Saturday 21 July 2012

briefly from Athens

I left Patra beneath an afternoon drama of rotors and sun-choking smoke, wildfires tearing across its mountain backdrop. Twenty miles East in Agio I stopped at a fire station  and joined the shift for five o'clock jobs frappucinos outside the engine house. They were scheduled for midnight reliefs at the Patra job (45 pumps, 7 helicopters) and were stood down, relaxing until then. It was pleasant whiling some time with them, noting all the samenesses, the occasional difference. Somebody recommended me a beach to sleep on, another produced a packet of apricots, my bicycle was inspected, approved, and I left happy and a little sad. There were two days of easy, sea-level road with headwinds cooling if not quite slowing, before I hit Athens' wall of concrete heat.

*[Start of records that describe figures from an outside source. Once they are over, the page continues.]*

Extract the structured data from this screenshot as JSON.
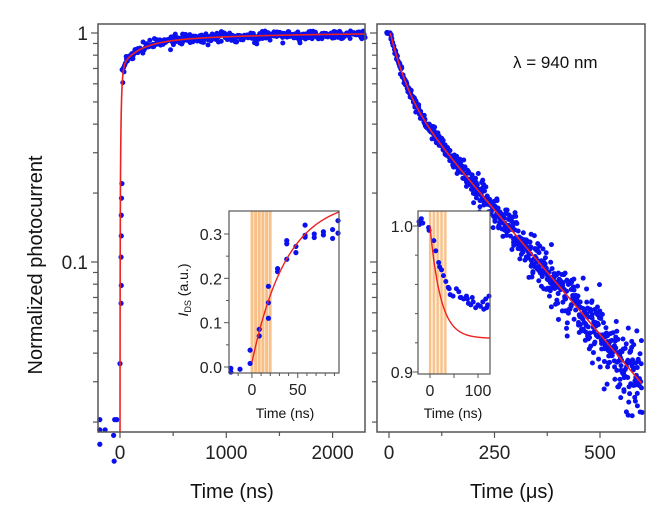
{
  "colors": {
    "data_points": "#0a10ee",
    "fit_line": "#ee2222",
    "pulse_bars": "#f8b878",
    "axes": "#555555",
    "text": "#222222"
  },
  "chart_data": [
    {
      "id": "left-main",
      "type": "scatter",
      "title": "",
      "xlabel": "Time (ns)",
      "ylabel": "Normalized photocurrent",
      "xscale": "linear",
      "yscale": "log",
      "xlim": [
        -200,
        2300
      ],
      "ylim": [
        0.013,
        1.03
      ],
      "xticks": [
        0,
        1000,
        2000
      ],
      "xtick_labels": [
        "0",
        "1000",
        "2000"
      ],
      "yticks": [
        0.1,
        1
      ],
      "ytick_labels": [
        "0.1",
        "1"
      ],
      "grid": false,
      "series": [
        {
          "name": "data",
          "kind": "scatter",
          "points_pre_zero": [
            [
              -190,
              0.0205
            ],
            [
              -190,
              0.0185
            ],
            [
              -140,
              0.0185
            ],
            [
              -60,
              0.0175
            ],
            [
              -50,
              0.0205
            ],
            [
              -30,
              0.0205
            ],
            [
              -190,
              0.016
            ],
            [
              -55,
              0.0135
            ]
          ],
          "points_rise": [
            [
              0,
              0.036
            ],
            [
              10,
              0.066
            ],
            [
              12,
              0.079
            ],
            [
              10,
              0.105
            ],
            [
              12,
              0.13
            ],
            [
              12,
              0.16
            ],
            [
              14,
              0.19
            ],
            [
              18,
              0.22
            ]
          ],
          "rise_model": "y = 1 - 0.62*exp(-t/90) - 0.38*exp(-t/650) after t=0; noise amplitude ~3%"
        },
        {
          "name": "fit",
          "kind": "line",
          "model": "bi-exponential rise from 0 at t=0 to 1 at t=2300 ns"
        }
      ],
      "inset": {
        "id": "left-inset",
        "type": "scatter",
        "xlabel": "Time (ns)",
        "ylabel": "I_DS (a.u.)",
        "ylabel_main": "I",
        "ylabel_sub": "DS",
        "ylabel_rest": " (a.u.)",
        "xlim": [
          -25,
          95
        ],
        "ylim": [
          -0.02,
          0.35
        ],
        "xticks": [
          0,
          50
        ],
        "xtick_labels": [
          "0",
          "50"
        ],
        "yticks": [
          0.0,
          0.1,
          0.2,
          0.3
        ],
        "ytick_labels": [
          "0.0",
          "0.1",
          "0.2",
          "0.3"
        ],
        "pulse_bars_ns": [
          0,
          4,
          8,
          12,
          16,
          20
        ],
        "points": [
          [
            -23,
            -0.003
          ],
          [
            -23,
            -0.013
          ],
          [
            -13,
            -0.005
          ],
          [
            -2,
            0.038
          ],
          [
            -2,
            0.008
          ],
          [
            8,
            0.085
          ],
          [
            8,
            0.07
          ],
          [
            18,
            0.182
          ],
          [
            18,
            0.145
          ],
          [
            18,
            0.11
          ],
          [
            28,
            0.222
          ],
          [
            28,
            0.215
          ],
          [
            38,
            0.285
          ],
          [
            38,
            0.278
          ],
          [
            38,
            0.243
          ],
          [
            48,
            0.272
          ],
          [
            48,
            0.258
          ],
          [
            58,
            0.32
          ],
          [
            58,
            0.297
          ],
          [
            58,
            0.293
          ],
          [
            68,
            0.3
          ],
          [
            68,
            0.292
          ],
          [
            78,
            0.305
          ],
          [
            78,
            0.298
          ],
          [
            88,
            0.31
          ],
          [
            88,
            0.29
          ],
          [
            95,
            0.33
          ],
          [
            95,
            0.302
          ]
        ],
        "fit": "y = 0.37*(1-exp(-t/38)) for t>=0"
      }
    },
    {
      "id": "right-main",
      "type": "scatter",
      "title": "",
      "annotation": "λ = 940 nm",
      "xlabel": "Time (μs)",
      "xlabel_prefix": "Time (",
      "xlabel_unit": "μs",
      "xlabel_suffix": ")",
      "ylabel": "Normalized photocurrent",
      "xscale": "linear",
      "yscale": "log",
      "xlim": [
        -5,
        600
      ],
      "ylim": [
        0.013,
        1.03
      ],
      "xticks": [
        0,
        250,
        500
      ],
      "xtick_labels": [
        "0",
        "250",
        "500"
      ],
      "grid": false,
      "series": [
        {
          "name": "data",
          "kind": "scatter",
          "model": "flat at 1.0 for t<=3 µs, then y = 0.55*exp(-t/40) + 0.45*exp(-t/210); log-noise grows from ~2% to ~25% at 600 µs"
        },
        {
          "name": "fit",
          "kind": "line",
          "model": "same bi-exponential decay, ends near 0.033 at 600 µs"
        }
      ],
      "inset": {
        "id": "right-inset",
        "type": "scatter",
        "xlabel": "Time (ns)",
        "xlim": [
          -25,
          125
        ],
        "ylim": [
          0.899,
          1.007
        ],
        "xticks": [
          0,
          100
        ],
        "xtick_labels": [
          "0",
          "100"
        ],
        "yticks": [
          0.9,
          1.0
        ],
        "ytick_labels": [
          "0.9",
          "1.0"
        ],
        "pulse_bars_ns": [
          0,
          8,
          16,
          24,
          32
        ],
        "points": [
          [
            -25,
            1.003
          ],
          [
            -22,
            1.001
          ],
          [
            -18,
            1.005
          ],
          [
            -15,
            1.002
          ],
          [
            -3,
            0.999
          ],
          [
            -2,
            0.997
          ],
          [
            8,
            0.99
          ],
          [
            12,
            0.983
          ],
          [
            18,
            0.975
          ],
          [
            20,
            0.972
          ],
          [
            24,
            0.97
          ],
          [
            28,
            0.966
          ],
          [
            33,
            0.962
          ],
          [
            38,
            0.958
          ],
          [
            40,
            0.957
          ],
          [
            42,
            0.953
          ],
          [
            48,
            0.952
          ],
          [
            55,
            0.957
          ],
          [
            60,
            0.955
          ],
          [
            63,
            0.951
          ],
          [
            65,
            0.951
          ],
          [
            70,
            0.95
          ],
          [
            76,
            0.952
          ],
          [
            78,
            0.95
          ],
          [
            80,
            0.947
          ],
          [
            85,
            0.946
          ],
          [
            88,
            0.951
          ],
          [
            90,
            0.948
          ],
          [
            95,
            0.944
          ],
          [
            100,
            0.946
          ],
          [
            105,
            0.945
          ],
          [
            110,
            0.948
          ],
          [
            112,
            0.943
          ],
          [
            116,
            0.95
          ],
          [
            118,
            0.944
          ],
          [
            120,
            0.946
          ],
          [
            123,
            0.952
          ]
        ],
        "fit": "y = 0.923 + 0.078*exp(-t/22) for t>=0"
      }
    }
  ]
}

It feels like a hot, tatty London with here and there something very ancient. I hiked up a small mountain to St Elias' chapel together with an Indian and his Greek in-laws, enjoyed the sunset city panorama (Athens is huge) and later the dinner invitation. My hosts here, Maria and Polis, run the city's fledgling Salvation Army corps. I had hoped to now regale with heroic vignettes from my charitable efforts at the frontline of Greece's crisis. Alas the Army is still at a reconnaissance stage; targets and resources still being identified, premises not yet comandeered. After three months riding my bike around and meeting people, feeding on their goodwill, I'm feeling a bit spare and unsure of my function. It would be good, if only for me, to find the occasional voluntary situation to ease my balance of give and take. For all their regrettable qualities tourists are at least supposed to contribute to the economy, so it's funny how in certain circles (backpackers, myself) there is a parasitic tendency to equate travelling virtue with spending as little as possible. In Greece I've been trying to counter this, chiefly in restaurants. A peculiar trick to moralise my greed! But we enjoy it, the restauranteurs and I; the food is wonderful and I leave feeling somehow a little more justified after the daily offering, the daily gorging. I hear of a monastery on a peninsula somewhere around Thessaloniki where with the right permit (God is a stickler!) one can do penance in the vegetable gardens. That might be just the ticket after the few days I plan to spend in holiday gin on Paros next week.

But for now I creep around Athens in the shadows, a conspicuous voyeur with my yellow hair and bicycle, looking for signs of crisis like Balkan bulletholes. Actually it looks like many other big cities to me - the familiar contrast between the recklessly rich and wretchedly poor just a little starker than usual; the city ghettos perhaps a little more visible. But compared to where? I didn't see Athens two years ago. Outside St Elias I had a conversation with an urban magazine photographer about the nature of crisis and, if optimism is too strong a word, the inevitability at least of hope. Maria and Polis talk about up to two million foreign illegals clinging desperately on amidst rising xenophobia from the city's six million Greeks many desperate themselves and, interested as I am, the conversation quickly wanes when there is nothing I can say.